Cada 11 de julio se celebra en la Argentina el Día del Meteorólogo, una efeméride que reconoce el trabajo de los profesionales dedicados al estudio de la atmósfera y a la elaboración de pronósticos que impactan en actividades cotidianas y estratégicas para el país.
La fecha conmemora la creación, el 11 de julio de 1872, de la Oficina Meteorológica Argentina, el organismo impulsado durante la presidencia de Domingo Faustino Sarmiento y dirigido por el astrónomo estadounidense Benjamin Apthorp Gould. Con el tiempo, esa institución se transformó en el actual Servicio Meteorológico Nacional (SMN), uno de los organismos científicos más antiguos de América.

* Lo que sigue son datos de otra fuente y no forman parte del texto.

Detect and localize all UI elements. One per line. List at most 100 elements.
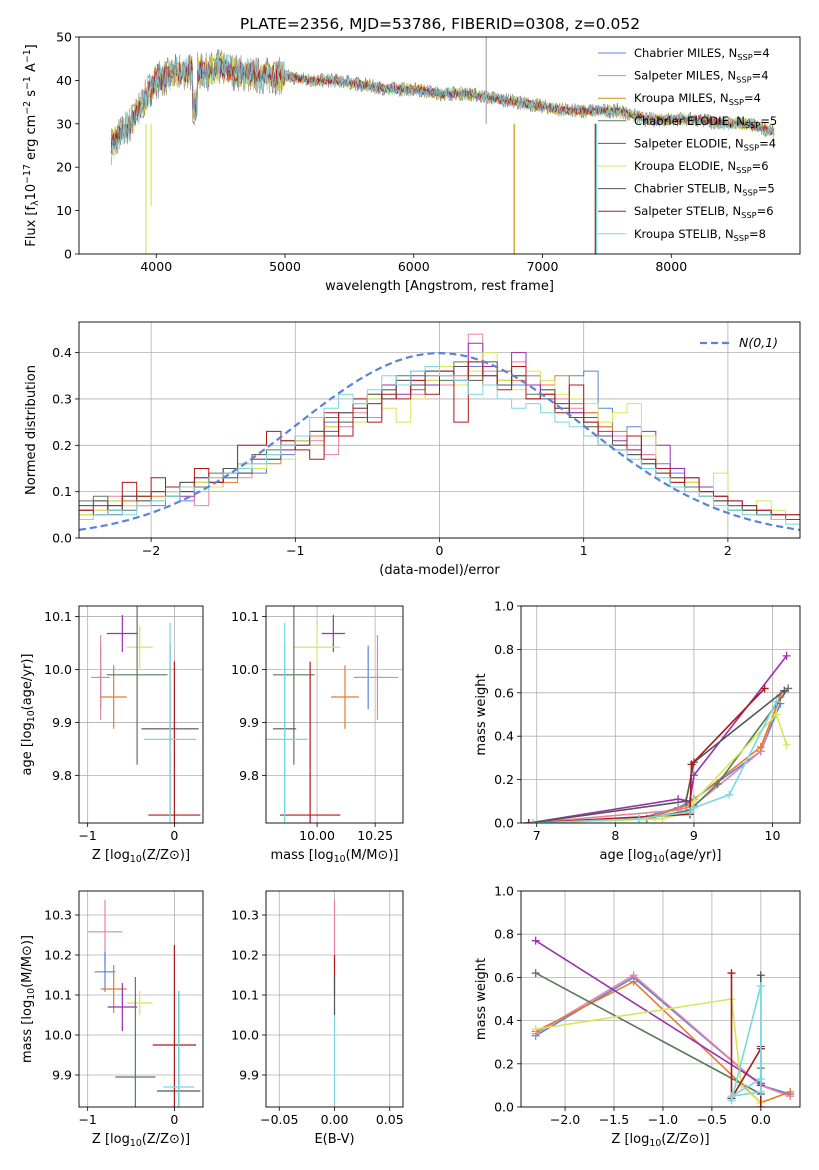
spectrum-model-line (110, 53, 775, 153)
massweight-vs-Z-xtick-label: −0.5 (697, 1112, 727, 1127)
massweight-vs-age-series-marker (782, 740, 791, 749)
massweight-vs-Z-series-marker (756, 1087, 765, 1096)
massweight-vs-age-series-marker (682, 797, 691, 806)
mass-vs-Z-xlabel: Z [log10(Z/Z⊙)] (92, 1132, 190, 1149)
mass-vs-Z-ytick-label: 10.0 (44, 1028, 72, 1043)
residuals-ytick-label: 0.1 (52, 484, 72, 499)
massweight-vs-age-series-line (528, 694, 782, 823)
residuals-ytick-label: 0.3 (52, 391, 72, 406)
massweight-vs-age-series-marker (756, 743, 765, 752)
age-vs-Z-errorbar (91, 635, 111, 720)
mass-vs-Z-errorbar (152, 945, 197, 1107)
spectrum-xtick-label: 8000 (655, 259, 687, 274)
age-vs-mass-ytick-label: 9.8 (239, 768, 259, 783)
massweight-vs-age-ytick-label: 0.4 (494, 729, 514, 744)
age-vs-mass-xtick-label: 10.25 (357, 828, 393, 843)
mass-vs-EBV-ytick-label: 10.0 (231, 1028, 259, 1043)
massweight-vs-Z-ytick-label: 0.8 (494, 927, 514, 942)
residuals-xtick-label: 1 (580, 543, 588, 558)
mass-vs-Z-errorbar (126, 991, 153, 1015)
massweight-vs-age-series-marker (760, 684, 769, 693)
age-vs-mass-ytick-label: 10.0 (231, 662, 259, 677)
massweight-vs-Z-ytick-label: 0.6 (494, 970, 514, 985)
mass-vs-Z-errorbar (163, 991, 195, 1107)
massweight-vs-age-series-marker (528, 819, 537, 823)
massweight-vs-age-series-marker (782, 651, 791, 660)
massweight-vs-age-series-marker (687, 760, 696, 769)
massweight-vs-Z-series-marker (756, 1074, 765, 1083)
age-vs-Z-errorbar (126, 626, 153, 669)
massweight-vs-age-ytick-label: 0.2 (494, 772, 514, 787)
spectrum-ytick-label: 0 (64, 247, 72, 262)
massweight-vs-age-series-marker (780, 686, 789, 695)
massweight-vs-Z-series-marker (756, 971, 765, 980)
spectrum-xtick-label: 7000 (527, 259, 559, 274)
massweight-vs-age-xtick-label: 10 (765, 828, 781, 843)
mass-vs-Z-errorbar (115, 977, 156, 1107)
spectrum-ylabel: Flux [fλ10−17 erg cm−2 s−1 A−1] (22, 44, 41, 246)
mass-vs-Z-errorbar (94, 951, 116, 992)
massweight-vs-Z-ytick-label: 0.0 (494, 1100, 514, 1115)
age-vs-mass-errorbar (266, 622, 308, 823)
massweight-vs-Z-ytick-label: 0.4 (494, 1013, 514, 1028)
spectrum-legend-label: Chabrier ELODIE, NSSP=5 (634, 114, 777, 130)
massweight-vs-age-series-marker (772, 697, 781, 706)
massweight-vs-age-series-line (536, 696, 782, 823)
age-vs-mass-xtick-label: 10.00 (299, 828, 335, 843)
age-vs-Z-ytick-label: 9.8 (52, 768, 72, 783)
mass-vs-EBV-ytick-label: 9.9 (239, 1068, 259, 1083)
residuals-ytick-label: 0.4 (52, 345, 72, 360)
massweight-vs-Z-ytick-label: 1.0 (494, 884, 514, 899)
mass-vs-EBV-xtick-label: 0.00 (321, 1112, 349, 1127)
spectrum-ytick-label: 50 (56, 30, 72, 45)
mass-vs-Z-axes-frame (78, 890, 204, 1108)
age-vs-Z-xtick-label: −1 (78, 828, 96, 843)
mass-vs-Z-ytick-label: 10.2 (44, 948, 72, 963)
massweight-vs-Z-series-marker (727, 1092, 736, 1101)
massweight-vs-Z-axes-frame (520, 890, 801, 1108)
age-vs-mass-errorbar (331, 665, 359, 729)
age-vs-Z-ytick-label: 10.1 (44, 609, 72, 624)
mass-vs-EBV-ytick-label: 10.1 (231, 988, 259, 1003)
massweight-vs-age-series-marker (685, 808, 694, 817)
massweight-vs-age-plot-area (524, 651, 793, 823)
spectrum-xtick-label: 4000 (140, 259, 172, 274)
massweight-vs-age-series-marker (772, 710, 781, 719)
mass-vs-Z-ytick-label: 10.3 (44, 908, 72, 923)
massweight-vs-age-series-line (528, 689, 785, 823)
spectrum-legend-label: Kroupa MILES, NSSP=4 (634, 91, 761, 107)
residuals-legend: N(0,1) (700, 335, 778, 350)
age-vs-Z-errorbar (106, 614, 138, 653)
age-vs-Z-errorbar (100, 665, 127, 729)
massweight-vs-Z-xtick-label: −1.5 (599, 1112, 629, 1127)
massweight-vs-age-ytick-label: 0.6 (494, 685, 514, 700)
massweight-vs-age-xtick-label: 7 (533, 828, 541, 843)
residuals-legend-label: N(0,1) (739, 335, 778, 350)
mass-vs-EBV-axes-frame (265, 890, 404, 1108)
age-vs-mass-errorbar (279, 661, 341, 823)
spectrum-xtick-label: 6000 (398, 259, 430, 274)
age-vs-Z-ytick-label: 10.0 (44, 662, 72, 677)
age-vs-mass-errorbar (356, 635, 399, 720)
massweight-vs-Z-series-marker (786, 1087, 795, 1096)
residuals-ylabel: Normed distribution (24, 365, 39, 495)
residuals-ytick-label: 0.0 (52, 531, 72, 546)
massweight-vs-Z-series-line (535, 972, 762, 1096)
spectrum-plot-area (110, 37, 775, 254)
residuals-xlabel: (data-model)/error (379, 563, 500, 578)
massweight-vs-Z-series-marker (531, 936, 540, 945)
spectrum-data-line (110, 49, 775, 166)
residuals-ytick-label: 0.2 (52, 438, 72, 453)
residuals-xtick-label: 2 (724, 543, 732, 558)
spectrum-ytick-label: 20 (56, 160, 72, 175)
massweight-vs-age-xtick-label: 9 (690, 828, 698, 843)
massweight-vs-Z-xtick-label: −1.0 (648, 1112, 678, 1127)
spectrum-legend-label: Salpeter MILES, NSSP=4 (634, 69, 769, 85)
massweight-vs-Z-xtick-label: 0.0 (751, 1112, 771, 1127)
age-vs-Z-ytick-label: 9.9 (52, 715, 72, 730)
spectrum-ytick-label: 40 (56, 73, 72, 88)
spectrum-ytick-label: 30 (56, 116, 72, 131)
massweight-vs-age-series-line (528, 655, 788, 823)
residuals-xtick-label: −2 (142, 543, 160, 558)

Mucho más que pronosticar lluvias
Aunque su tarea suele asociarse con el pronóstico del tiempo que aparece en los medios o en las aplicaciones móviles, el trabajo de los meteorólogos va mucho más allá. Sus análisis permiten emitir alertas tempranas por tormentas severas, olas de calor, vientos intensos, nevadas o bajas temperaturas, información clave para reducir riesgos sobre la población y la infraestructura.
Los datos que producen también resultan indispensables para la aviación, la navegación marítima y fluvial, la planificación de campañas agrícolas, la gestión de recursos hídricos, la generación de energía y la prevención de incendios forestales, entre otras actividades.
El desafío de los eventos extremos
En los últimos años, la creciente frecuencia e intensidad de eventos meteorológicos extremos volvió más relevante el trabajo de los organismos especializados. Sequías prolongadas, lluvias intensas y olas de calor obligan a mejorar los sistemas de monitoreo y alerta para anticipar fenómenos que pueden tener consecuencias económicas y sociales de gran magnitud.
En ese contexto, la meteorología también se consolidó como una herramienta para la adaptación al cambio climático, al aportar información científica para la toma de decisiones tanto en el sector público como en el privado.
Una ciencia con impacto cotidiano
El desarrollo de satélites, radares meteorológicos, estaciones automáticas y modelos numéricos permitió mejorar la precisión de los pronósticos durante las últimas décadas. Sin embargo, los especialistas advierten que la atmósfera es un sistema complejo y dinámico, por lo que los pronósticos siempre se expresan en términos probabilísticos.
Cada día, detrás de los informes que consultan millones de personas antes de salir de sus casas, existe el trabajo de equipos interdisciplinarios que procesan información proveniente de miles de observaciones distribuidas en todo el mundo. El Día del Meteorólogo busca reconocer esa tarea silenciosa, cuya importancia trasciende el estado del tiempo y se vincula cada vez más con la seguridad, la producción y la planificación de la vida cotidiana.